Essentially 91 European banks right across the continent from Ireland to Greece were tested.

The idea came about in recent months following the near default of Greece and concern over government finances in several other European countries – in other words sovereign debt.

In Spain, the tests were of particular importance because of the problems encountered by many of the savings banks – the cajas – mainly due to their exposure to the property sector.

Many banks in Spain and further afield had to resort to European Central Bank funds in order to continue funding their day to day operations.

The idea behind the testing was for a robust, independent view to be taken and thereafter the banks could move on, hopefully under more normal conditions.

The tests were designed to show whether banks could maintain an acceptable level of capital under particular conditions – the so-called “adverse stress” scenarios.

The capital that each bank can call upon is graded.

The top level is made up of shareholders equity, retained profits and other forms of top quality capital. This is known as the Tier 1 capital ratio.
For the purposes of the stress test, the ‘pass mark’ was set at six per cent.

So who passed?

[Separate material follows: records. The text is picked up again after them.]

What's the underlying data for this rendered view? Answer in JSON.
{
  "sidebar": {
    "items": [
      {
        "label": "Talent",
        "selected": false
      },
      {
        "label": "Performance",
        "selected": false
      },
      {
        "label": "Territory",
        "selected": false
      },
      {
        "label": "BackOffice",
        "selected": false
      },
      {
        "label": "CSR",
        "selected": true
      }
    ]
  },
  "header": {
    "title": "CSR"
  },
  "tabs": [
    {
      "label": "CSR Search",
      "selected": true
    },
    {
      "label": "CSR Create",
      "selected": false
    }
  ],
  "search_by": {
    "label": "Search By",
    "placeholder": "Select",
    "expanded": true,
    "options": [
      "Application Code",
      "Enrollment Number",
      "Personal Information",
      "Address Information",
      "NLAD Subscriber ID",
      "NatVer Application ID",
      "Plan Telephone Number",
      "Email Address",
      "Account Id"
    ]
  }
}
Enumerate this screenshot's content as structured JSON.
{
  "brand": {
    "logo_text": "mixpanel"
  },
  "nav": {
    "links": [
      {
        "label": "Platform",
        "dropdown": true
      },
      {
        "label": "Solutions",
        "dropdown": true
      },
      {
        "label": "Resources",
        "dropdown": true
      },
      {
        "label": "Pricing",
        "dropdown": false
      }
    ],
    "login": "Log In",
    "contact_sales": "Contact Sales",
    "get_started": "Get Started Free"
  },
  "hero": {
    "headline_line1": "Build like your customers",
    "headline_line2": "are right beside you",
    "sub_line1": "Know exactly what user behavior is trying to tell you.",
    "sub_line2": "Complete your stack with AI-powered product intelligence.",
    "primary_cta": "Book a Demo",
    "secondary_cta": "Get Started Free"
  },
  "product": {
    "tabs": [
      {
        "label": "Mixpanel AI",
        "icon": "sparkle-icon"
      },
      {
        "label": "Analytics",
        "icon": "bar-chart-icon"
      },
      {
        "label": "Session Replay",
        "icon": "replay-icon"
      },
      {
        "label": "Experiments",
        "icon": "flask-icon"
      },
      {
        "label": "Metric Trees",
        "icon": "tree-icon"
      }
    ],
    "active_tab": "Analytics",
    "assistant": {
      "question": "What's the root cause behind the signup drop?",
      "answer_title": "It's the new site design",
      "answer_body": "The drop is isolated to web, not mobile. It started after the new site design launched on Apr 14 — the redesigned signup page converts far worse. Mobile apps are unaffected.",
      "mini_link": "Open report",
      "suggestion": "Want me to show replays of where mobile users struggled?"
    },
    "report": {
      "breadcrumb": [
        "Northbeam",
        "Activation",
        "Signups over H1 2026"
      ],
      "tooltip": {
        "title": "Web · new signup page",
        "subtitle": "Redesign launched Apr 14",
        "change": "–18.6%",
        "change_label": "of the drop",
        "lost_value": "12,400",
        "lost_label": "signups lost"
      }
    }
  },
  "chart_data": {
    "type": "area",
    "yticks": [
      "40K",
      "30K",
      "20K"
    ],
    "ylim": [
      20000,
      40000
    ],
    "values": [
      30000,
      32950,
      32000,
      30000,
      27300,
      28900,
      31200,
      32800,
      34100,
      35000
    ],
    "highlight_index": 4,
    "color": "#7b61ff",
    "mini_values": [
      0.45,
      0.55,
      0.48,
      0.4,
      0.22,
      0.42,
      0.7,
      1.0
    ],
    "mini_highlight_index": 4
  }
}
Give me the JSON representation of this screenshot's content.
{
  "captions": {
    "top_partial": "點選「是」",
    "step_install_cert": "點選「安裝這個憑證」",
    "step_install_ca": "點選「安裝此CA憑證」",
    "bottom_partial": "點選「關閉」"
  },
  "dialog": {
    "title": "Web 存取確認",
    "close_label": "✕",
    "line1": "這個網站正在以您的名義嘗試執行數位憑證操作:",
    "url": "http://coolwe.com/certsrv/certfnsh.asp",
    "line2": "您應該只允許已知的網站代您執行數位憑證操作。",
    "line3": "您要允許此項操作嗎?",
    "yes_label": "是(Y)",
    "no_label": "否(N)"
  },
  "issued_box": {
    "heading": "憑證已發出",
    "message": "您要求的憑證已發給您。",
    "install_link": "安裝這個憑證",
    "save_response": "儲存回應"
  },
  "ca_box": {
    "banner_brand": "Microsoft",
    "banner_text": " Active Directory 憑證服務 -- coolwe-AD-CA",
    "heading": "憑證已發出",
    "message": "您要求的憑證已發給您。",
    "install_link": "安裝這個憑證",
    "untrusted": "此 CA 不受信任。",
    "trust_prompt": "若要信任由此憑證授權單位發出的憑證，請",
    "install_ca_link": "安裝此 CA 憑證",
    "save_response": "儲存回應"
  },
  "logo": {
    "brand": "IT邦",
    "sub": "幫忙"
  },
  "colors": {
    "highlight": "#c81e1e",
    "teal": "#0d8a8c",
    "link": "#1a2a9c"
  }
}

Much to the relief of financial markets around the world, almost every bank met the stress test criteria by demonstrating that they could maintain this six per cent level of capital.

Of the 91 banks tested across the continent only seven failed. These were The Agricultural Bank of Greece, Germany’s Hypo Real Estate and five Spanish savings banks – Banca Cívica, Cajasur, Diada, Espiga and Unnim.

Since the test results announcement, several commentators have suggested that the testing was not rigorous enough.

Only seven banks “failed” to meet the level required and it has been suggested that this has been a whitewash and was too lenient.

Of course, the seven banks continue to trade – the tests were after all only an attempt to show how vulnerable banks would be given a series of circumstances. These included scenarios where annual growth was zero or even in decline, 10.5 per cent unemployment rates and losses on sovereign bonds.

Overall, the seven banks were judged to need just €3.5bn in extra capital to bring their ratios back to the 6 per cent figure.

A figure dwarfed by the funding that the British government has provided to its banking sector.

In Spain, although five banks failed, remedial action by way of takeover, fresh funding and so on has already begun.

The government reacted positively for the main intention of the testing is that banks should now be able to raise funds on the money markets in a more normal manner. It is also interesting to note that the most solvent bank within the group of 91 was also Spanish. Banca March, based in Majorca has a ratio of almost 20 per cent under the stressed scenarios!

For troubled Spain, the results from 23 July could have been far far worse. Hopefully they signal better times to come.